It seems the photo book scene is changing rapidly, with both on-demand printing and truly self-published books cutting into a market previously dominated by actual book publishers. As someone who loves photo books (books in general actually) I am very excited about this development.
There are many things that I look for in a photography book, the actual print quality being one of them. Just like there is a vast difference between a good and a bad print on the wall of a gallery or museum, there is a vast difference between a cheaply produced/printed photography book and one done with attention to detail and a willingness to aim for high quality.
Over the past few months, I was in the lucky position to be able to follow the evolution of a self-published book through all the various stages. You might already have heard of Richard Renaldi and Seth Boyd’s Charles Lane Press and their first book Fall River Boys. Richard and Seth are good friends of mine, and whenever we meet we talk about new books and about what we like and dislike (yes, it does get very book geeky at times). Richard and Seth have been sharing their vision and ideas concerning Fall River Boys with me, and unlike what certain people want to make you believe creating a book is a bit more than sticking a bunch of images into some layout and then telling someone else “print it!”.
Just the other day, they showed me the “F&G” (I didn’t know what that meant, either, it’s simply the unbound pages of the book), and even though I knew what they were aiming for, I was still amazed. Fall River Boys looks and feels like a book consisting of actual photographic prints. I was only half joking when I told them I’d probably have to buy two so I could cut out some of the pages for framing.
I’d love to see something like that more. Another friend of mine teaches at a German photo school, and some of his students have given him books made of actual colour prints, bound by a professional book binder. That’s, of course, an extreme way to produce books (and a very expensive one). But given it’s photography I think it’s closer to what getting a book from one’s own photography should be like - rather than shipping it off to some publisher someplace, to have it printed on cheap paper, with the colours ballparkish OK.

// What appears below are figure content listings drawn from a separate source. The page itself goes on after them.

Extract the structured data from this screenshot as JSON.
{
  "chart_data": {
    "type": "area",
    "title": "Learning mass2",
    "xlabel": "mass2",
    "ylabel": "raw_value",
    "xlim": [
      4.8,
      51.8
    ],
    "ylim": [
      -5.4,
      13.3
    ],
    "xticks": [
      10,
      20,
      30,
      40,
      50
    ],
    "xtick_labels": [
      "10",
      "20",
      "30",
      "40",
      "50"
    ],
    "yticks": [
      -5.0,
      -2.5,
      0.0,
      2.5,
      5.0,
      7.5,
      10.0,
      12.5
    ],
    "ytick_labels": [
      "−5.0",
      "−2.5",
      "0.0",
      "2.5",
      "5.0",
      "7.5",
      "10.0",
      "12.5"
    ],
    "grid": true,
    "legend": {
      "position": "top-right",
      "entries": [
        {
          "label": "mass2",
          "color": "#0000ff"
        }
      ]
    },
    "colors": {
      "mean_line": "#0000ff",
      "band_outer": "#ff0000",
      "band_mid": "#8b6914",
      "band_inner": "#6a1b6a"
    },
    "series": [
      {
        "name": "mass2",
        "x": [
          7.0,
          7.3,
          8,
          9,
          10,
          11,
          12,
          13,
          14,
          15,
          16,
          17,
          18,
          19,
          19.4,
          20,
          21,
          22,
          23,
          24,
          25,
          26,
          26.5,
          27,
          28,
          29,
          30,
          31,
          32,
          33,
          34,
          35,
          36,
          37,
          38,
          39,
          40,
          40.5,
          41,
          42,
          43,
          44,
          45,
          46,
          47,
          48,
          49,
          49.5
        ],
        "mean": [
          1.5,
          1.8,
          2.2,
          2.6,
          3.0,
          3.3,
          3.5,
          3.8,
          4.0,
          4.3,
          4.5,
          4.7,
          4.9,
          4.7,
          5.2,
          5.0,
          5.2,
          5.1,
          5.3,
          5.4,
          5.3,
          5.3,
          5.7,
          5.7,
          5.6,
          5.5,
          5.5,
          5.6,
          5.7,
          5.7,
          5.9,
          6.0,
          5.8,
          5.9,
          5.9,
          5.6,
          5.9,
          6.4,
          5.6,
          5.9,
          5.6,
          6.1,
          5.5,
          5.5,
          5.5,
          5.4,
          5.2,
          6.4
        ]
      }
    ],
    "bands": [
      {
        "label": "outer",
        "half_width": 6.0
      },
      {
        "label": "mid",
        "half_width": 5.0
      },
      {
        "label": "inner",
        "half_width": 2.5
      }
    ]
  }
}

Sure, all of this comes at a price. Maybe this is a good way to look at this: Most photographers spend an awful lot of money on cameras, on film, on scanning (if applicable), on printing, an awful lot of time on making sure that everything is perfect - only to then opt for something cheap for the final book? Does that make sense?
PS: See, this is what you get when writing blog posts before reading other people’s blog - Mrs. Deane just talked about the joys of looking at self-published books (before talking about something else).